VMForce is More than Infrastructure

SalesForce has been seen as a platform as a service, whereas VMware and Amazon have been focusing on bringing infrastructure as a service. With this partnership, we (jokingly) like to think about it being platform as a service, with infrastructure inside (paaswii).

Here, the organization lays out its terminology and how infrastructure as a service like Amazon may be contrasted with VMforce.

Together, SalesForce and VMware bring together infrastructure as a service and software as a service into a platform. SalesForce calls it Cloud 2. We simply consider it a next evolution of the thing we call the Cloud.

Demo: Competition Starts with Being There

Here's the solution demonstration VMforce offers for developers that want to sign up for the preview beta.

Here are a few screen shots that the companies shared with us. This shows a first version of how VMforce services are consumed in SalesForce and managed in Force.com.

Here, we see sample applications in the VMforce console.

A Spring application in the VMforce console offers it services to the platform.

Spring for Java: Run, Java, Run

Java has had the pleasure of too much success, or at least success in some of the wrong places. With big supporters like IBM with WebSphere, BEA (now Oracle) and other models, the language has been tugged in several directions.
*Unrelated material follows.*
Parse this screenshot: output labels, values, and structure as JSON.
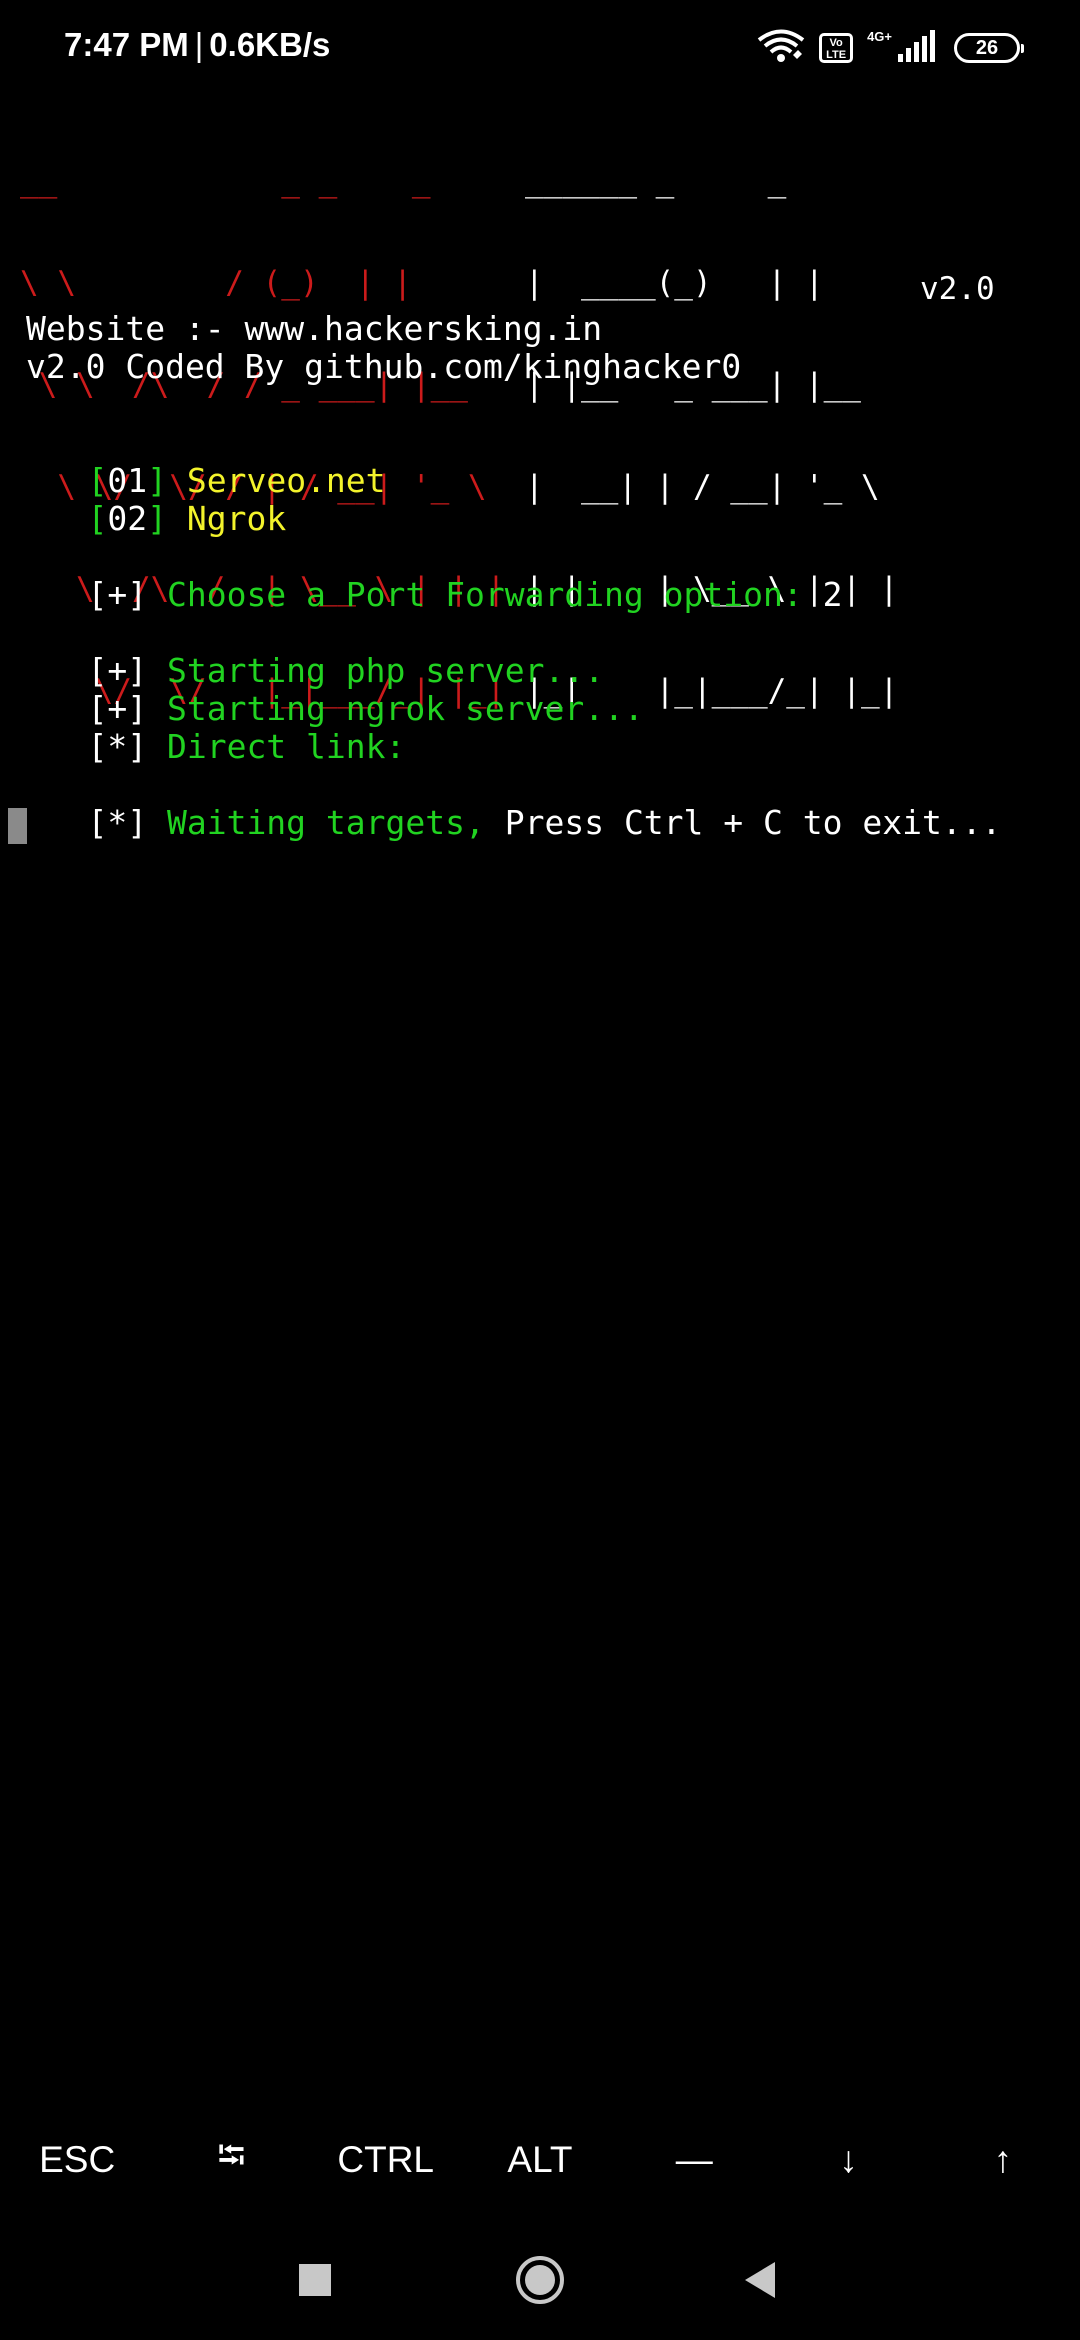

Still, it is a dominant language and development paradigm. Luckily, the wise sages within Java community have been working on deployment bundling and distribution of Java enterprises packages for a long time. At the same time, the pattern of Spring has been embraced by many developers have chosen a model to optimize towards for development.
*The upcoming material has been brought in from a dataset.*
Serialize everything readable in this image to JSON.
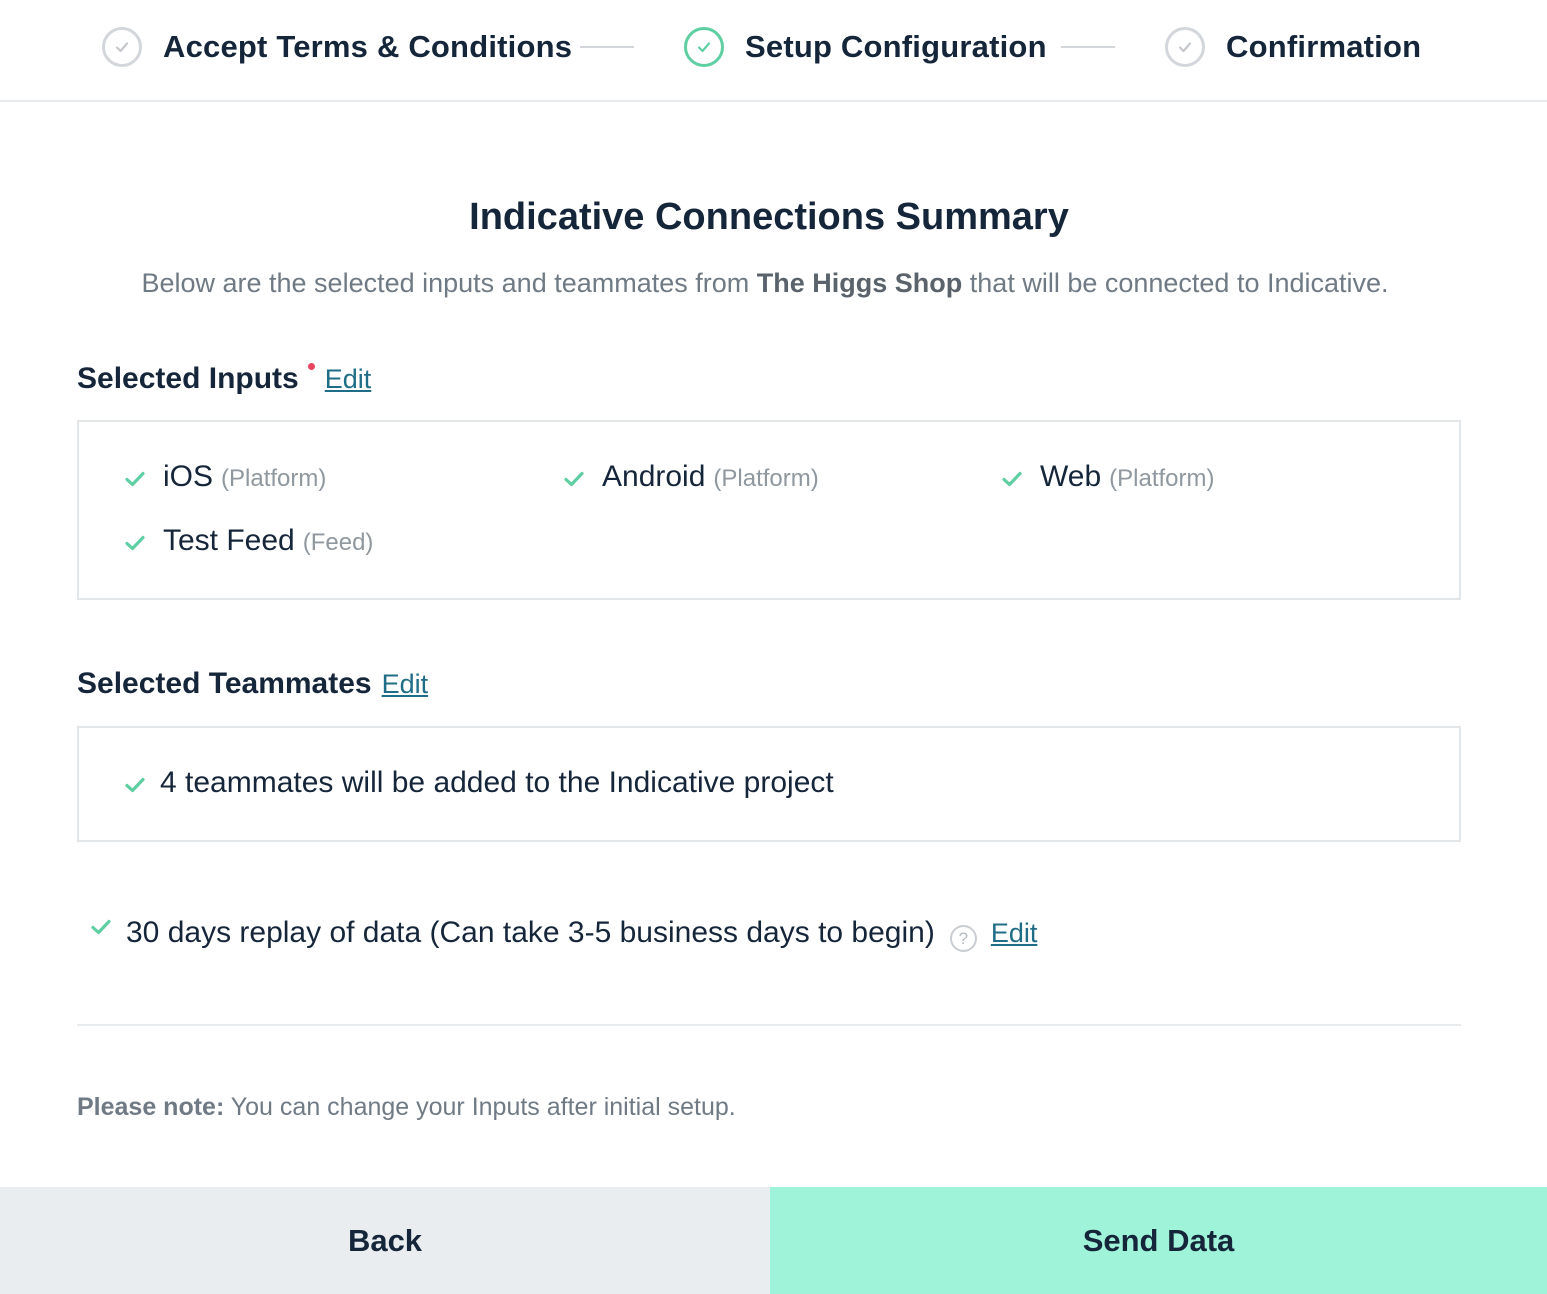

VMforce, as it rolls out into 2010 may have the opportunity to become the heir-apparent to the thrones of historic greatness enterprise software by the likes of IBM, Oracle, Microsoft, and SAP. We think this is revenue opportunity for this effort.
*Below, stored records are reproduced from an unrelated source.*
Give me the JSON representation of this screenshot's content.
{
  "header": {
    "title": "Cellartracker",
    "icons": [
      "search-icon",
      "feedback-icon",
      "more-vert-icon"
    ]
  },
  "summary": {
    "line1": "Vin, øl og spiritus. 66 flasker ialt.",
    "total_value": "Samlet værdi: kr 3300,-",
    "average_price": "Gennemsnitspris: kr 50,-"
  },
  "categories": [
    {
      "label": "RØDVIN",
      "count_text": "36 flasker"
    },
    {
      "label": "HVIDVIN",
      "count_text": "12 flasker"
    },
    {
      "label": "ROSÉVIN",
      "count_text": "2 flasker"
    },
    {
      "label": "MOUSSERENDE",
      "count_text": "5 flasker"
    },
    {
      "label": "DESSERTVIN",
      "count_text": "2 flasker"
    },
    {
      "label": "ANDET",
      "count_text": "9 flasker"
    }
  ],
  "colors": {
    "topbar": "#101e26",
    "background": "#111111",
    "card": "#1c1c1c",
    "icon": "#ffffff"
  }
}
At the same time, this move further evolves the competitive cycle of cloud computing and becomes more to those building services on the Amazon cloud, Google's App Engine, and even vendors in the operating system layers including Microsoft, and RedHat.

A Few Questions to Consider

Here are a few questions to think about. As this rolls out, we hope to explore further as we watch the evolution of VMforce and Java as a cloud ready ecosystem.

  • How does this help Java is what about iPhone, iPad? We wonder, could there be a model for this piece of the puzzle to be optimized so that enterprise developers who want to keep Java systems in place have a nice way to connect to the other models of computing such as Apple's Objective C.
  • What does it mean to be a first mover in Java cloud? Can, will this entry into Java bring it together, tear it apart, or other? Oracle and Sun are one, and IBM is still working to bring its cloud offerings to market. In a way, this move seems to force more scrutiny into the efforts at Oracle and its investment in Java. How will more competition shake up an already changing landscape?
  • Will other platform as a service organizations respond? Google App Engine is targeting Java Developers, Heroku is suggesting Ruby as a model for enterprise web applications. Where will it shake out?
  • Will partners emerge in the framework like they do today? We see a lot of goodness in the Spring, Tomcat and Eclipse development tools. Will other providers of Java services and software find a home in the VMforce curated cloud?
  • Can SalesForce grow in both directions at once? In a way, SalesForce is moving both into lightweight (Twitter-like) applications and also heavy enterprise class services simultaneously. Perhaps it is needed for the end-game, but can it be done gracefully?
  • What and where is the OS and choice? With this stack, it is increasingly obvious that in cloud based architecture, the OS (and database) fall into commodity. Are we ready for this? How do Microsoft, Redhat (and even Oracle) respond to show value for their respective layers of the IT infrastructure?

Is your Java ready to collaborate with the cloud?